O tempo parece passar sem pressa nesta parte do sul da França e os princípios se condensam em um só: o cuidado com a terra e com as pessoas.

Em meio aos perfumes, aos sabores, às cores e às texturas que só a Provence tem, uma das lições mais significativas que aprendemos aqui é a relação de zelo entre o campo e os que dependem dele.

Quando visitamos a Provence percorremos, na verdade, uma região repleta de pequenas cidades que nos oferecem uma celebração em torno da boa mesa e hospedagens que nos conectam com a história e a vida local.

O sentimento de estar aqui nos remete ao interior, com a zona rural sendo o coração deste vasto território. E quem está no centro desta história são os pequenos produtores, os quais são motivados por preceitos sustentáveis e carregam o fator humano no processo – ingrediente que faz toda a diferença.
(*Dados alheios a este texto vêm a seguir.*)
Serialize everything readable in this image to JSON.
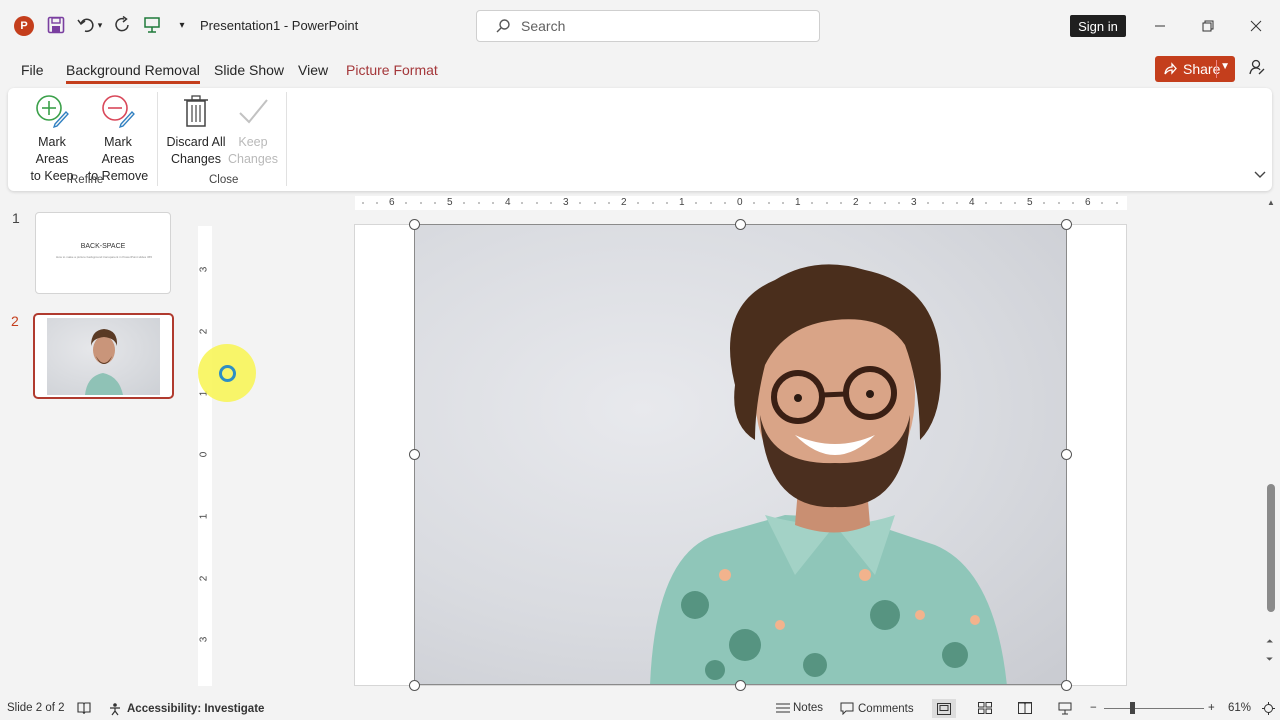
{
  "app": {
    "title": "Presentation1  -  PowerPoint",
    "logo_letter": "P"
  },
  "search": {
    "placeholder": "Search"
  },
  "account": {
    "signin_label": "Sign in"
  },
  "tabs": [
    {
      "label": "File"
    },
    {
      "label": "Background Removal",
      "active": true
    },
    {
      "label": "Slide Show"
    },
    {
      "label": "View"
    },
    {
      "label": "Picture Format"
    }
  ],
  "share": {
    "label": "Share"
  },
  "ribbon": {
    "buttons": [
      {
        "line1": "Mark Areas",
        "line2": "to Keep",
        "icon": "pencil-plus-icon"
      },
      {
        "line1": "Mark Areas",
        "line2": "to Remove",
        "icon": "pencil-minus-icon"
      },
      {
        "line1": "Discard All",
        "line2": "Changes",
        "icon": "trash-icon"
      },
      {
        "line1": "Keep",
        "line2": "Changes",
        "icon": "checkmark-icon",
        "disabled": true
      }
    ],
    "groups": [
      {
        "label": "Refine"
      },
      {
        "label": "Close"
      }
    ]
  },
  "thumbnails": [
    {
      "number": "1",
      "title": "BACK-SPACE",
      "subtitle": "How to make a picture background transparent in PowerPoint slides 365"
    },
    {
      "number": "2",
      "selected": true
    }
  ],
  "rulers": {
    "horizontal": [
      "6",
      "5",
      "4",
      "3",
      "2",
      "1",
      "0",
      "1",
      "2",
      "3",
      "4",
      "5",
      "6"
    ],
    "vertical": [
      "3",
      "2",
      "1",
      "0",
      "1",
      "2",
      "3"
    ]
  },
  "status": {
    "slide_info": "Slide 2 of 2",
    "accessibility": "Accessibility: Investigate",
    "notes": "Notes",
    "comments": "Comments",
    "zoom": "61%"
  },
  "colors": {
    "accent": "#c43e1c",
    "picture_format": "#a4373a"
  }
}
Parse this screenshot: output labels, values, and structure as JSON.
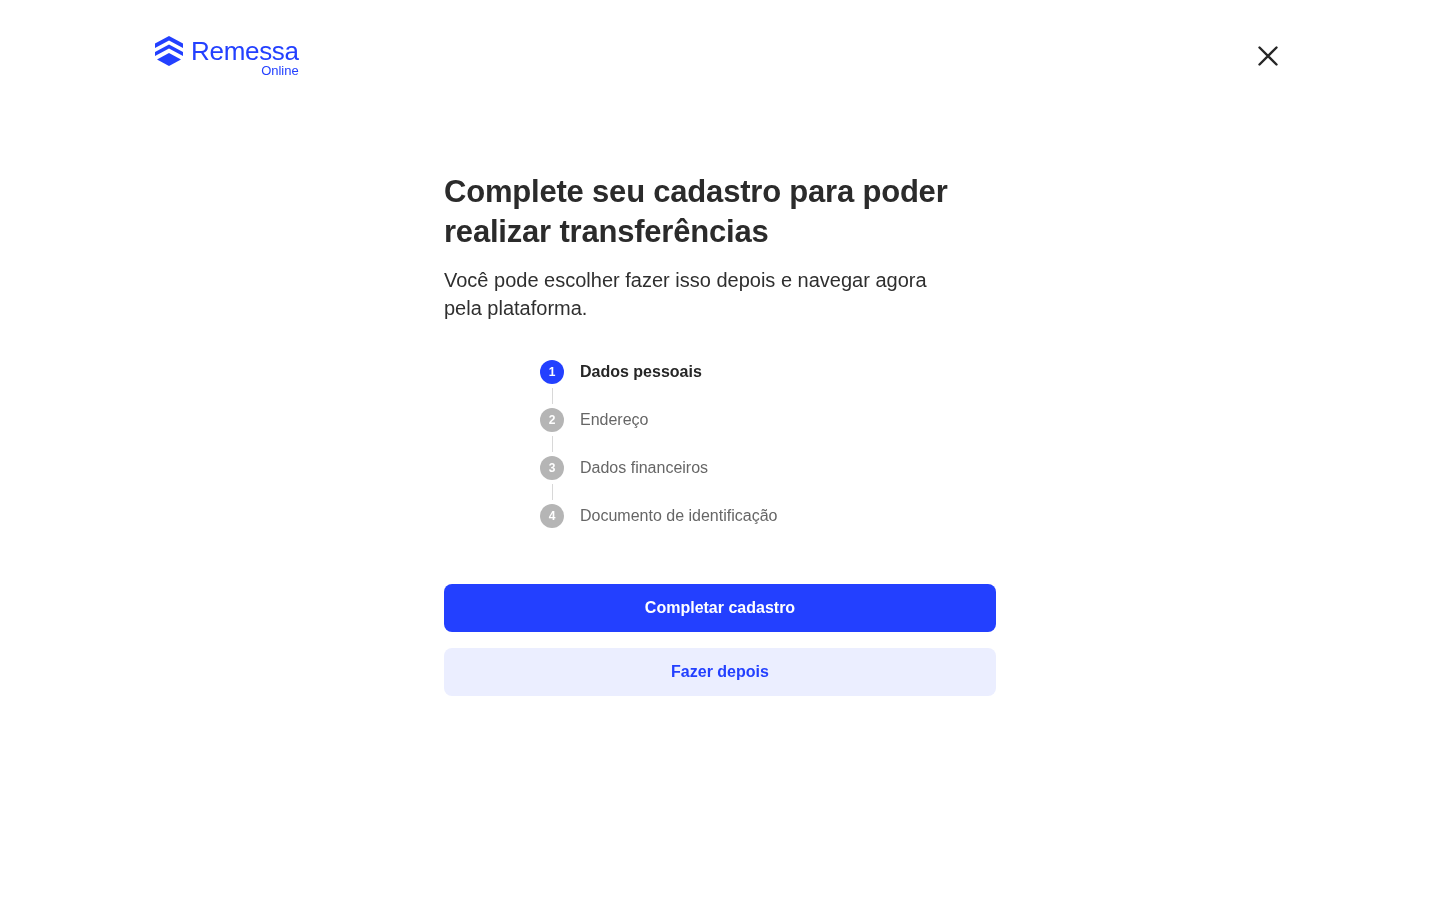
{
  "header": {
    "logo": {
      "wordmark": "Remessa",
      "tagline": "Online"
    }
  },
  "title": "Complete seu cadastro para poder realizar transferências",
  "subtitle": "Você pode escolher fazer isso depois e navegar agora pela plataforma.",
  "steps": [
    {
      "number": "1",
      "label": "Dados pessoais",
      "selected": true
    },
    {
      "number": "2",
      "label": "Endereço",
      "selected": false
    },
    {
      "number": "3",
      "label": "Dados financeiros",
      "selected": false
    },
    {
      "number": "4",
      "label": "Documento de identificação",
      "selected": false
    }
  ],
  "buttons": [
    {
      "label": "Completar cadastro",
      "kind": "primary"
    },
    {
      "label": "Fazer depois",
      "kind": "secondary"
    }
  ]
}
Além dos queijos, dos pães, dos embutidos e das outras delícias gastronômicas que abastecem as feiras livres da cidade de Aix-en-Provence e restaurantes locais, por exemplo, as plantas aromáticas também se destacam.

Os produtores

“Para nós, cuidar da natureza é algo essencial, que significa, por um lado, respeitar os vivos, então tentar, se possível, preservar o que já existe”, me conta o agricultor Philippe Mary durante nossa visita à sua propriedade.

Ele toca a fazenda junto de Magalie Mary, sua esposa, e a verbena nasce de suas terras. Arbusto típico da bacia do Mediterrâneo, a verbena é a mais cítrica e uma das mais aromáticas ervas da Provence.

A propriedade do casal é entremeada por bosques e florestas, num sistema que esbarra no conceito de agrofloresta. “Tentamos equilibrar os ambientes para que haja insetos, animais e plantas para que possam viver em harmonia. Tudo isso permitirá regenerar a vida e equilibrar um pouco o ambiente”, afirma Magalie.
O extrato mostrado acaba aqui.